A story published last week was clearly inspired by a new TV series about his work. No wonder he has been a little sceptical. At various points in his life and career, he has been a very successful geologist and an astrobiologist and has won a Nobel prize. He is also a very humble, modest scientist and has had a tendency to see himself as a “co-author” of his own results. He often gets annoyed with journalists who simply post his quotes on the internet without quoting him carefully. He has been as surprised as anyone that he is a celebrity.
What he doesn’t like is having his work cited so often in book reviews. “I get very pissed off when I read rubbish comments that make me look stupid,” he says. “We’ve had enough on this. A short blogpost won’t make any scientific difference in papers that go on for a decade and have reviewed a hundred times.”
It’s a good question, and here’s his short answer: “If I can’t refute them, then I might as well admit that it is a concept or a theory that is genuinely new and worth considering. If we use it in the press, that’s fine. But if we publish a paper pointing out that it can’t work, that would just be lazy and unethical.

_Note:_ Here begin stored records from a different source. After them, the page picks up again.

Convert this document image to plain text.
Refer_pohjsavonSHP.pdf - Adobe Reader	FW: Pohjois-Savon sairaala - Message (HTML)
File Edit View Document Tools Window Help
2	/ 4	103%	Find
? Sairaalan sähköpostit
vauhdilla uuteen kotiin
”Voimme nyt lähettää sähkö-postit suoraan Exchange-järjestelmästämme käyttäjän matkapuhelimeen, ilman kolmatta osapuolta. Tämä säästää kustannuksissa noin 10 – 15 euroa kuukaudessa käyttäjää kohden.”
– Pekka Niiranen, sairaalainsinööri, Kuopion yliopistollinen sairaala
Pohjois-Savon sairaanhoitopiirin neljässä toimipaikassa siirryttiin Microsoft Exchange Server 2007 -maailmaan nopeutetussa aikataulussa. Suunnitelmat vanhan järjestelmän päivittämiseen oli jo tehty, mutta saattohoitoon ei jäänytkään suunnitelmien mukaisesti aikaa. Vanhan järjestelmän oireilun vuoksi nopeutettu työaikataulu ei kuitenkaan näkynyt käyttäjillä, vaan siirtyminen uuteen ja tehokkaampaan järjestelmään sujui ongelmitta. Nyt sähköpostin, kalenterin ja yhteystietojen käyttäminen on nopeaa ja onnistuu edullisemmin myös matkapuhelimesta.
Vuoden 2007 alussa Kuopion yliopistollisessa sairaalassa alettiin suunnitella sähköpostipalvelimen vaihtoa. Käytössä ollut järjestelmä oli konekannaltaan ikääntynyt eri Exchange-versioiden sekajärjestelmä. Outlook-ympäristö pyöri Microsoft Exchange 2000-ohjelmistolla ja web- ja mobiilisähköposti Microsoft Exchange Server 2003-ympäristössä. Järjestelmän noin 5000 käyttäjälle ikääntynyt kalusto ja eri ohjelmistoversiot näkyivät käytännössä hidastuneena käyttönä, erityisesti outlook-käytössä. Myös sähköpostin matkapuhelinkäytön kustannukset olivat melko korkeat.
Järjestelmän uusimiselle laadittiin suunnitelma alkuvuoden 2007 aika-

It makes a solid example of the ‘new idea is not evidence’ problem. And I don’t want to be lazy and unethical.”
What about a recent headline that “Stonehenge could be connected to extraterrestrial life?” He laughs. “Yes, I know. But it is fanciful.”
“Do you ever worry that your work is being used in pop culture without being evidence-based?” he adds. “My work is starting to appeal to many people in pop culture. I love it.”